Of the more than twelve hundred movie reviews that I have written for this website, this is the first for which I am not providing a star rating for a movie I have seen. Why? Because I am having enormous trouble trying to comprehend just what the hell I have just watched.
Maggie Gyllenhaal’s film brings Frankenstein’s Monster (Christian Bale), alive and kicking, to the 1920s urban Chicago laboratory of famous Professor Euphronius (Annette Bening), with the demand to create for him a mate. They reluctantly dig up the corpse of party girl Ida (Jessie Buckley), reanimate her and try to persuade her to accept Frank (as the monster is known) as her soul mate. The would-be lovers escape, go on the town, become involved in some killings, get chased across the country and back again by a pair of detectives (Peter Sarsgaard, Penélope Cruz), cause feminist social change, see a bunch of movies, and return to Chicago when things go from bad to rotten.
As far as I can tell this movie has no idea what it wants to be. Satire? Sure. But of everything.
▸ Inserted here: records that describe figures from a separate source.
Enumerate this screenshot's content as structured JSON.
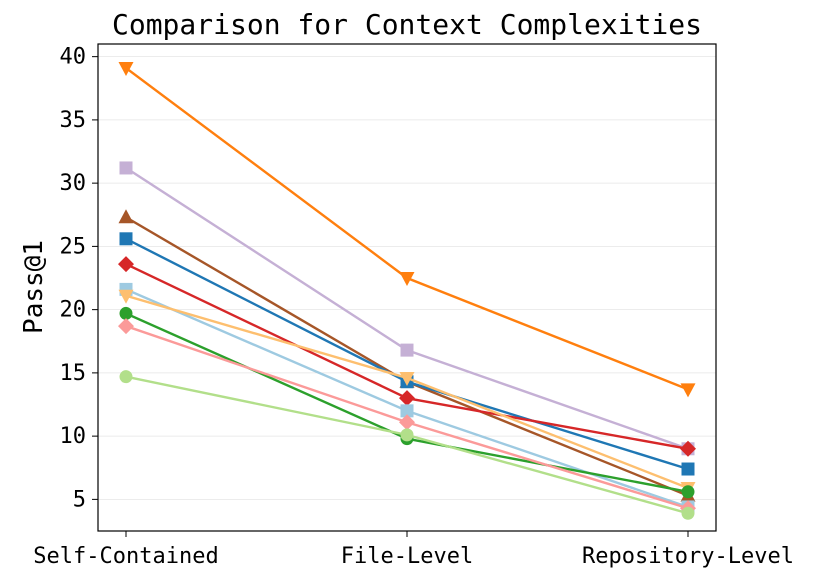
{
  "chart_data": {
    "type": "line",
    "title": "Comparison for Context Complexities",
    "xlabel": "",
    "ylabel": "Pass@1",
    "categories": [
      "Self-Contained",
      "File-Level",
      "Repository-Level"
    ],
    "ylim": [
      2.5,
      41
    ],
    "yticks": [
      5,
      10,
      15,
      20,
      25,
      30,
      35,
      40
    ],
    "grid": "horizontal",
    "legend": "none",
    "series": [
      {
        "values": [
          39.1,
          22.5,
          13.7
        ],
        "color": "#ff7f0e",
        "marker": "triangle-down"
      },
      {
        "values": [
          31.2,
          16.8,
          9.0
        ],
        "color": "#c5b0d5",
        "marker": "square"
      },
      {
        "values": [
          27.3,
          14.3,
          5.3
        ],
        "color": "#a65628",
        "marker": "triangle-up"
      },
      {
        "values": [
          25.6,
          14.3,
          7.4
        ],
        "color": "#1f77b4",
        "marker": "square"
      },
      {
        "values": [
          23.6,
          13.0,
          9.0
        ],
        "color": "#d62728",
        "marker": "diamond"
      },
      {
        "values": [
          21.6,
          12.0,
          4.4
        ],
        "color": "#9ecae1",
        "marker": "square"
      },
      {
        "values": [
          21.1,
          14.6,
          5.9
        ],
        "color": "#fdbf6f",
        "marker": "triangle-down"
      },
      {
        "values": [
          19.7,
          9.8,
          5.6
        ],
        "color": "#2ca02c",
        "marker": "circle"
      },
      {
        "values": [
          18.7,
          11.1,
          4.3
        ],
        "color": "#fb9a99",
        "marker": "diamond"
      },
      {
        "values": [
          14.7,
          10.1,
          3.9
        ],
        "color": "#b2df8a",
        "marker": "circle"
      }
    ]
  }
}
Horror? Not really. Gangster flick? Partly. Action movie? Some of the time. Romance? Oddly, yes, though never conventionally. Musical? Yes, but why? Feminist diatribe? Yes, absolutely, but with no real focus. Science fiction? Badly, with Annette Bening a wacky choice for mad scientist. Comedy? I guess, but what is funny here, apart from a few clever lines of dialogue? Blend in some vicious violence, a whole lot of blood and unnecessary profanity (it seems anachronistic as well as rude), the odd car chase or two, famous faces in cameo roles and what have we got? A movie with no real purpose. I have no idea why this was made, or why anyone would bother to make it.
I can’t give it zero stars because it is certainly watchable. It isn’t good in any sense of the word, though it is proficiently made. The stars are obviously trying to do something with their roles but my best guess is that they just decided to have fun making this weird monstrosity of a movie. I genuinely do not know what to think about it, which makes me feel old and useless. If this represents the advance of modern cinema, I want to go back. No rating available. 9 March 2026.